Capital divides and distracts Labor:

  • Promoting states rights, thus preventing states from uniting against Capital
  • Promoting jingoism and fear of globalism, thus preventing countries from uniting against Capital (but not to say this is the only obstacle by any stretch)
  • Fomenting distrust and hostility among various demographics at local, state, national, and global levels
  • False controversies, for example unemployment vs. deficit: both are important, but instead of deciding how to fix both, we argue over which is the worse problem
  • Fabricated issues, for example the “ground zero mosque” that was neither, and raising the debt ceiling, which had been a nonissue until recently

Capital-controlled media limits our exposure to unifying and anti-Capital ideas by ignoring them:

  • Rallying speeches by President Obama
  • Protests in Wisconsin, Ohio, et al against state legislative action
  • Protests in Washington against the Ryan/Heritage Foundation budget
  • Town Hall participants demanding higher taxes on the wealthy

Capital presents its alternate version of reality:

  • Government overfunding rather than Capital overfunding is the problem
  • Capital is the actual engine and Labor is just a noisy muffler dragging behind the car
  • Regulations don’t do anything positive to protect the car and are a performance drag
  • America was founded as a Christian nation

Capital is also on its way to preventing Labor and Government from uniting by taking control of elections far beyond the power of unlimited campaign spending:

  • Laws preventing certain groups from voting or making voting much more difficult
  • Promotional voter material that gives voters wrong instructions to vote/process their vote
  • Riggable voting machines
  • Sympathetic county clerks stationed nationwide

This is a lot to overcome, but seeing your obstacles is the first step to overcoming them. Egypt and now Libya have managed to overcome a lot more resistance than some propaganda. We can do this.

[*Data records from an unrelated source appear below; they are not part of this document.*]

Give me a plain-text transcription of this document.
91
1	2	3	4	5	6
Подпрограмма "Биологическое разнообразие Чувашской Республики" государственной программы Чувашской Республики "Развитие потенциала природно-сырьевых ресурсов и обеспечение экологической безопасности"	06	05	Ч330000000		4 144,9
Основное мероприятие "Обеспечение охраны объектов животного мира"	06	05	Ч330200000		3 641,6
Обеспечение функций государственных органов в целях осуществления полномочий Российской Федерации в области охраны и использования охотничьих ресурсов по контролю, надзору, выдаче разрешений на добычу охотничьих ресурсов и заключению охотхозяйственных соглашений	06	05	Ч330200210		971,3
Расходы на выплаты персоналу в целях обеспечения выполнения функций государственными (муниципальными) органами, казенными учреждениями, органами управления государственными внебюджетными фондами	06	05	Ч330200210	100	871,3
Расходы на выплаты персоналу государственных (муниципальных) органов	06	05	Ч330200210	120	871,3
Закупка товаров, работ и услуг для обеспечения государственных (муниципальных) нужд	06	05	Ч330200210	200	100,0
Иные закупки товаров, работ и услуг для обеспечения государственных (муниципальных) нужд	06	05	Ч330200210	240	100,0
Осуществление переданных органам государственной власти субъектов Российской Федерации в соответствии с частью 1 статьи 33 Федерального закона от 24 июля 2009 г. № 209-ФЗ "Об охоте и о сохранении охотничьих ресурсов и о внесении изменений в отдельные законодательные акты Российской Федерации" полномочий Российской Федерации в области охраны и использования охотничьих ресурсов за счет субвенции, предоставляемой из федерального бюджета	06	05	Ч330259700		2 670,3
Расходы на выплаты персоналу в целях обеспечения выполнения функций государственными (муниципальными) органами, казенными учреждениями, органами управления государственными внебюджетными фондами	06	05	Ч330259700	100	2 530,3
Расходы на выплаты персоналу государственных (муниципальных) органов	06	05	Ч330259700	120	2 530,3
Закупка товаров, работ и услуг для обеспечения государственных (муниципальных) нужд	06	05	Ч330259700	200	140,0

We can start by questioning the assumption at the heart of Capital: the need for speed.  Why do we value excessive speed when we know it reduces the safety and overall performance of the car?  Why does our country value a stylish exterior (Capital) more than a healthy engine (Labor)? Why does our country value Capital at the expense of Labor?  In fact, why do we get pulled into the Capital vs. Labor debate at all?

Why don’t we take for granted the fact that both Labor and Capital are necessary and must be healthy for the economy to thrive, and then turn our attention to the balance and enhancement of the overall system?

Why don’t we run for office or help a progressive who is running?

One thing is certain: the system is overdue for a good cleaning.